Mais il est beaucoup plus ambitieux, trop disent les sceptiques, que les huit MDG.

Le nouveau plan d'action s'appliquera aussi aux pays développés et s'étendra à des domaines politiquement sensibles : bonne gouvernance, égalité hommes-femmes, lutte contre la corruption.

Il faudra le financer, s'assurer que les gouvernements le respectent et que « personne ne soit laissé de côté » dans la course au développement.

S'ajouteront à ces défis la forte croissance démographique attendue d'ici 2030 en Afrique subsaharienne, l'urbanisation à outrance ou le vieillissement de la population, qui alourdit les comptes sociaux.

Et comme le rappelait l'ambassadrice américaine à l'ONU, Samantha Power, « une guerre civile dans un pays en développement peut ramener l'économie de ce pays 30 ans en arrière ».

Chaque pays restera libre d'appliquer ou non les objectifs et choisira les moyens de le faire.

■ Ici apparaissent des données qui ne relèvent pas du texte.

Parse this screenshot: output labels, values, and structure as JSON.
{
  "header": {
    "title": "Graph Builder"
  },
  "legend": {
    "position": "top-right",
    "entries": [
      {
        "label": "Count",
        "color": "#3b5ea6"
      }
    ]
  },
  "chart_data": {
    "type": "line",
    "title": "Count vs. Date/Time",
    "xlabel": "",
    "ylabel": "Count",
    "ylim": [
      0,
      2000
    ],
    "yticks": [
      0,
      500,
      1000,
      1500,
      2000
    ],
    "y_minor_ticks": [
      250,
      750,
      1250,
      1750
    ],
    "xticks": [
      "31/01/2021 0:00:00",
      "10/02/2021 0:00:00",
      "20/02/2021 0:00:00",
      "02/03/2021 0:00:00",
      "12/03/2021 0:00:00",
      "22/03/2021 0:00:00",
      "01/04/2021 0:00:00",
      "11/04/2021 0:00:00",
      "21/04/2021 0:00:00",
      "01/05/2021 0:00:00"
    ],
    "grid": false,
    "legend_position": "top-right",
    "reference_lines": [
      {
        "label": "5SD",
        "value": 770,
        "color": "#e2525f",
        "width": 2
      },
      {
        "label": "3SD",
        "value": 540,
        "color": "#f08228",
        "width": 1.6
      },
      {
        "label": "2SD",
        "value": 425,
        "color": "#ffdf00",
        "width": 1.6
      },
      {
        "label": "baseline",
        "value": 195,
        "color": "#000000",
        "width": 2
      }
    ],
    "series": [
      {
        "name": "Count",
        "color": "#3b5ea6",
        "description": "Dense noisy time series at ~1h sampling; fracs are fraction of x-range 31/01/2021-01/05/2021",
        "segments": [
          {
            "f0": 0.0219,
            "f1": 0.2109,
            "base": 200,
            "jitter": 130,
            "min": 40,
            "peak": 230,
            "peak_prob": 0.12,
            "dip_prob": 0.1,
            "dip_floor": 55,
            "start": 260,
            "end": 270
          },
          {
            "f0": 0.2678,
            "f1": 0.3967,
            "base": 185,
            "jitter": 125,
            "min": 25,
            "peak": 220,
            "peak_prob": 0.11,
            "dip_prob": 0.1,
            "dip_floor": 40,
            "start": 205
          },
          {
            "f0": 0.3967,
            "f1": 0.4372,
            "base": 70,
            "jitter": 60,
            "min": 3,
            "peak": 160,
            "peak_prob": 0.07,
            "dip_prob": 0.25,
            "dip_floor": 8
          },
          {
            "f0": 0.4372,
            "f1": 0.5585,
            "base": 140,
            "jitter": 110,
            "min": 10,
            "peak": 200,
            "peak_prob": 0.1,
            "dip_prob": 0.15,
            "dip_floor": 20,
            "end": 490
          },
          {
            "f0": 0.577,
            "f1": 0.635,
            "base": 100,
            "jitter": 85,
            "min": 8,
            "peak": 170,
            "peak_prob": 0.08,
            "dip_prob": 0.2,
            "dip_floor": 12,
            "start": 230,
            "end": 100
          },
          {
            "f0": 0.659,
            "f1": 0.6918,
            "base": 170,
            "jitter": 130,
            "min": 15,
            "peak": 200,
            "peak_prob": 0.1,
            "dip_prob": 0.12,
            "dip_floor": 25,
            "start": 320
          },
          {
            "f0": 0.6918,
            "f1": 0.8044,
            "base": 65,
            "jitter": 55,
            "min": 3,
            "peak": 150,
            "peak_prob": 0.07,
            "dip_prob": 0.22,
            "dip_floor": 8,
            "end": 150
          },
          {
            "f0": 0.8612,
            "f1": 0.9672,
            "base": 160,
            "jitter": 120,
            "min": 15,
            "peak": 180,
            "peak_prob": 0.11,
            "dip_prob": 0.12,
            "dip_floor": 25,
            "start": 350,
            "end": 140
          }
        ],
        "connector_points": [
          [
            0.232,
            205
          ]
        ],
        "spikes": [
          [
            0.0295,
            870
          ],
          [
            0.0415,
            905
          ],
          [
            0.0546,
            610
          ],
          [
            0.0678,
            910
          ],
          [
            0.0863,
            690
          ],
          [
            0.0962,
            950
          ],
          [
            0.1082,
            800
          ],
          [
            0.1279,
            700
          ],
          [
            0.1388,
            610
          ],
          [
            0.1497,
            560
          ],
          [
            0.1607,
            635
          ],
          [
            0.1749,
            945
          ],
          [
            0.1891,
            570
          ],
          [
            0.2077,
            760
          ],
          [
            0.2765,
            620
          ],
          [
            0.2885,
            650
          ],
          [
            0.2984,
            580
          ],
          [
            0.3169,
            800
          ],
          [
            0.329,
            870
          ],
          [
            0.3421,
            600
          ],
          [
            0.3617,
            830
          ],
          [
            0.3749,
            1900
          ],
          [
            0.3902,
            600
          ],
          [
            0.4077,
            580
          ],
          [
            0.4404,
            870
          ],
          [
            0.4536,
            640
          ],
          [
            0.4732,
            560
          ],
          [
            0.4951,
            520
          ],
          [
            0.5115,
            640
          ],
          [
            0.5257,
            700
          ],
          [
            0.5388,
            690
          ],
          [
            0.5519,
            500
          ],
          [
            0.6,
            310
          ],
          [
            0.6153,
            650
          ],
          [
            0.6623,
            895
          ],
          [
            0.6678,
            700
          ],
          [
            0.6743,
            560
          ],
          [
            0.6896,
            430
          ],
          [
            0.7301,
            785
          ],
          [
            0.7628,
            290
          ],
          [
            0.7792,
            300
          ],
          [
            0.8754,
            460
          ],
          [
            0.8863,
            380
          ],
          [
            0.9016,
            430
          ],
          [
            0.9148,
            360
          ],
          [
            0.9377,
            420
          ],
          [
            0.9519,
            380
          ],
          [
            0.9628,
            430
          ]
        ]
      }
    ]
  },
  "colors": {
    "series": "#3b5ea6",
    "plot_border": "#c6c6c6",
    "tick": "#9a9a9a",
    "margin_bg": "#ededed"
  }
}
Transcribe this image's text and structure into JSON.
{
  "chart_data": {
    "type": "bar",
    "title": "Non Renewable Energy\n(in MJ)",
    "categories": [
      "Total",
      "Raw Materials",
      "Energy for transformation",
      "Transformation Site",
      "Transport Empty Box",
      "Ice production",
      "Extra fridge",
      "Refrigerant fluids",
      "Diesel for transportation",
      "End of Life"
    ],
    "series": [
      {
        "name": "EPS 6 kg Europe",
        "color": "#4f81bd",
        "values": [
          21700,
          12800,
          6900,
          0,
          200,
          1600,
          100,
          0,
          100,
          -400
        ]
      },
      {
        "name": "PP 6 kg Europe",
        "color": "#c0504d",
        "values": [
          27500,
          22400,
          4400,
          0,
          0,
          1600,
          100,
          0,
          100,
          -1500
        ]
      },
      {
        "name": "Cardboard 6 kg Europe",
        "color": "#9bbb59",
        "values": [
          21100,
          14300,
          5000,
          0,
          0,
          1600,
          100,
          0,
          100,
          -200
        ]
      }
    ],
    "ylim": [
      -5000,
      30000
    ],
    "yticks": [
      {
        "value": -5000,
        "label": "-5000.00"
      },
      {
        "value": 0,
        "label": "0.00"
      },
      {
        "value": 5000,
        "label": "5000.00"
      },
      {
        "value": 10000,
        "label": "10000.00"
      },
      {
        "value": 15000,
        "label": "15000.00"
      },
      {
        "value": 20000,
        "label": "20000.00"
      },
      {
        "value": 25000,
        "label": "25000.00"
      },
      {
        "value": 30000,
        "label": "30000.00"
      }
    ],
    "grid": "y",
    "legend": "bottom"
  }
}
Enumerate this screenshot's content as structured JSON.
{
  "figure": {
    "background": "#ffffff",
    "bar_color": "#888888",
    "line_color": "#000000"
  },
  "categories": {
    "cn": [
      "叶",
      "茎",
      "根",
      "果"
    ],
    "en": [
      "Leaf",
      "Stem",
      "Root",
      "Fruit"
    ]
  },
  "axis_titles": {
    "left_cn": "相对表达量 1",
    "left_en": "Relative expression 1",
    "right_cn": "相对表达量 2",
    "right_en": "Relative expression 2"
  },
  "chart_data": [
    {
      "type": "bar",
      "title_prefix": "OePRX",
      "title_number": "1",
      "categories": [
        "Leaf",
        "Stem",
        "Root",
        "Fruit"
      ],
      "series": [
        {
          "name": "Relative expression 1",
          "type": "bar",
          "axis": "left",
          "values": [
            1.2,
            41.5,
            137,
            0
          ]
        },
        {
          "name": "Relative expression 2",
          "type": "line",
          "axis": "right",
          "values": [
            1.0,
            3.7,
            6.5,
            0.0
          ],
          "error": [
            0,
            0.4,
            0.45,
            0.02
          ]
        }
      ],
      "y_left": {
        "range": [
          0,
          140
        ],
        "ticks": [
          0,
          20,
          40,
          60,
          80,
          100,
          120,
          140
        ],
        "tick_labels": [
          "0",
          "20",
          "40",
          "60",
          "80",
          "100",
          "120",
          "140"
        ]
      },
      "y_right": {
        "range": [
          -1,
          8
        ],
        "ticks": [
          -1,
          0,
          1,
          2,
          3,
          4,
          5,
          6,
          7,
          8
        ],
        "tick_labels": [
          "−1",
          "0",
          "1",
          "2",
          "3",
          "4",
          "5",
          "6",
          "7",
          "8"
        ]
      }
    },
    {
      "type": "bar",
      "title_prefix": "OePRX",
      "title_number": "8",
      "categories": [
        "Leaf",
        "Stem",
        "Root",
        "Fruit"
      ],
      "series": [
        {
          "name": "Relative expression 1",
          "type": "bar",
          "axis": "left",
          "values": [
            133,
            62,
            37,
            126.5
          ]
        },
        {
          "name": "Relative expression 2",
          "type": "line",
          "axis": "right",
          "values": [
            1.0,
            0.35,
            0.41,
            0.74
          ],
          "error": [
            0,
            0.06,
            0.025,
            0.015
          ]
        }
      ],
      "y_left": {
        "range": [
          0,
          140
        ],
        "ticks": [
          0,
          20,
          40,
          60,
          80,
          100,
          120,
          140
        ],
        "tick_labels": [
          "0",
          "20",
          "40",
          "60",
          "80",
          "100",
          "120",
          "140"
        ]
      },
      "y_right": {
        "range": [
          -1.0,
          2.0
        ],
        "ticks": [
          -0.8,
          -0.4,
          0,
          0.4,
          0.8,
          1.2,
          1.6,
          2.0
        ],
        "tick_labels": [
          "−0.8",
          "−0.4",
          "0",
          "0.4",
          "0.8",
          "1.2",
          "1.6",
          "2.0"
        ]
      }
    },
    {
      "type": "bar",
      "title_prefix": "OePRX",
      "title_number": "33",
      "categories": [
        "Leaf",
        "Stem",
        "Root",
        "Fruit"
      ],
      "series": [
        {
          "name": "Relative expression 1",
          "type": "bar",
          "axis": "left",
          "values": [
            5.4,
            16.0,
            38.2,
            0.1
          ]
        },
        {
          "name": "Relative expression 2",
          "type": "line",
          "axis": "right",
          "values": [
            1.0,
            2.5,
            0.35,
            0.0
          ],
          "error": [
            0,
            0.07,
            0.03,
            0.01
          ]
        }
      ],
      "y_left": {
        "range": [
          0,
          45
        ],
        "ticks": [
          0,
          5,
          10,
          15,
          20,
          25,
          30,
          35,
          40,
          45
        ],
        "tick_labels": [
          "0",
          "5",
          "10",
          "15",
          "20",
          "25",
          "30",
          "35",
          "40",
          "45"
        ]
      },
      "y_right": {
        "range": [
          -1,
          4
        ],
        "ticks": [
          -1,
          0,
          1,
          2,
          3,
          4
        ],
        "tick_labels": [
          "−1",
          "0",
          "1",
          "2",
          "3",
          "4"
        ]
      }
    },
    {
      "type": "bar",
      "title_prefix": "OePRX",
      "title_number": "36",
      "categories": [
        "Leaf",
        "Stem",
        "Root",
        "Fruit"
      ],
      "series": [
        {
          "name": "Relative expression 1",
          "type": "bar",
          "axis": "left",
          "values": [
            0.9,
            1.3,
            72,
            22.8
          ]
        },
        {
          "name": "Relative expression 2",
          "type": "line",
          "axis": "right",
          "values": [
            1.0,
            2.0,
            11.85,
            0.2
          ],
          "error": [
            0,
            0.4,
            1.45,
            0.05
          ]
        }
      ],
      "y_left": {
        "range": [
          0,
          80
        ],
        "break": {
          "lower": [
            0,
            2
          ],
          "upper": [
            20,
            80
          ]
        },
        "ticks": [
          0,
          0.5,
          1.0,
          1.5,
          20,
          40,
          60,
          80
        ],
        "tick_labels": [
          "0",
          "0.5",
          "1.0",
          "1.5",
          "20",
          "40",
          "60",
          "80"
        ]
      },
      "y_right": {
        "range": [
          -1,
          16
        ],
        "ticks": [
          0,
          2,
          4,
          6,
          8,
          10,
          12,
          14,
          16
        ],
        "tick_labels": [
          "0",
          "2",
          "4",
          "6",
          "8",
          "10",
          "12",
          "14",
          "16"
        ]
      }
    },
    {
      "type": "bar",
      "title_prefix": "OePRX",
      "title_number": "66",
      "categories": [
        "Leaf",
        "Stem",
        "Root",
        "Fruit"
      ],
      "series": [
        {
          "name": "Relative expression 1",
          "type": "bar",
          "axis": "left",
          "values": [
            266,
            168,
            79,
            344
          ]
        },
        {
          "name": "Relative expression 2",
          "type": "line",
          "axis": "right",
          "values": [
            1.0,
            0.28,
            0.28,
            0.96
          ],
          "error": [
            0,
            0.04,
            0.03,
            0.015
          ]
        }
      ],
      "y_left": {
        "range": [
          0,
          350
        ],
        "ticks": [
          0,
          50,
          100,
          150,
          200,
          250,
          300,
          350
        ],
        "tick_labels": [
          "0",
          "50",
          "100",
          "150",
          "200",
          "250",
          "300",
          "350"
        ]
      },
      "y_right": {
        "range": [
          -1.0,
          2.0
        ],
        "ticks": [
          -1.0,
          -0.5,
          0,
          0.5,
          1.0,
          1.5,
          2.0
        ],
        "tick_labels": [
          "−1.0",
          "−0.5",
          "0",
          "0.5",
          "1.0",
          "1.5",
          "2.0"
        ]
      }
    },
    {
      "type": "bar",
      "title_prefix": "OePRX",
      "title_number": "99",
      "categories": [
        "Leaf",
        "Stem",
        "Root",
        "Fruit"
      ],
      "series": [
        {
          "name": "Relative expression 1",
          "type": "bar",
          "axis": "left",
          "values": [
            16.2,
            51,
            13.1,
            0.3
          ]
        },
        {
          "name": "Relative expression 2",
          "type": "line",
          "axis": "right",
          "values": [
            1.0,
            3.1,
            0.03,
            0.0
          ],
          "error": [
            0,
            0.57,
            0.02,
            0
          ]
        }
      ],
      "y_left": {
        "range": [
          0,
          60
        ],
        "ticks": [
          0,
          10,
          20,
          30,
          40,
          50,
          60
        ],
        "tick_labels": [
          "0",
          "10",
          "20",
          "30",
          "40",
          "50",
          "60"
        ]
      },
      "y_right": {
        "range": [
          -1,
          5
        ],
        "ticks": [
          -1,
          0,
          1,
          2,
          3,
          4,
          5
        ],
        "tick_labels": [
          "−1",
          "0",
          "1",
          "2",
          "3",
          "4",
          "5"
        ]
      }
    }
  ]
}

Il faudra, selon les experts, trouver entre 3500 et 5000 milliards de dollars par an sur 15 ans, voire davantage, pour le financer. C'est plus que le PIB de la France, du Royaume-Uni ou de l'Allemagne.

Or, l'aide au développement accordée par les États riches aux plus pauvres est en baisse pour cause de crise économique.

L'ONU table donc sur une meilleure collecte de l'impôt dans chaque pays et sur la lutte contre la corruption. Elle compte surtout beaucoup sur les investisseurs privés. Il n'est pas sûr que ceux-ci verront dans chaque objectif une promesse de gain et qu'ils préféreront toujours le bien commun au profit immédiat.

Les résultats du précédent plan sont mitigés. Extrême pauvreté et mortalité infantile ont chuté de moitié par rapport à 1990, des maladies comme le paludisme sont en net recul et 92 % de la population des pays en développement a désormais accès à la téléphonie mobile (contre 10 % en 2000).

Mais l'environnement a souffert de la croissance accélérée en Chine ou en Inde et les inégalités se sont creusées, l'Afrique subsaharienne et l'Asie du sud restant à la traîne.

Une personne sur quatre est mal nourrie en Afrique subsaharienne, alors qu'on gaspille 1,3 milliard de tonnes de nourriture chaque année dans le monde, et 57 millions d'enfants ne sont pas scolarisés.

Deux milliards et demi de Terriens n'ont pas accès à des toilettes et 1,3 milliard ne dispose pas encore d'un réseau électrique moderne.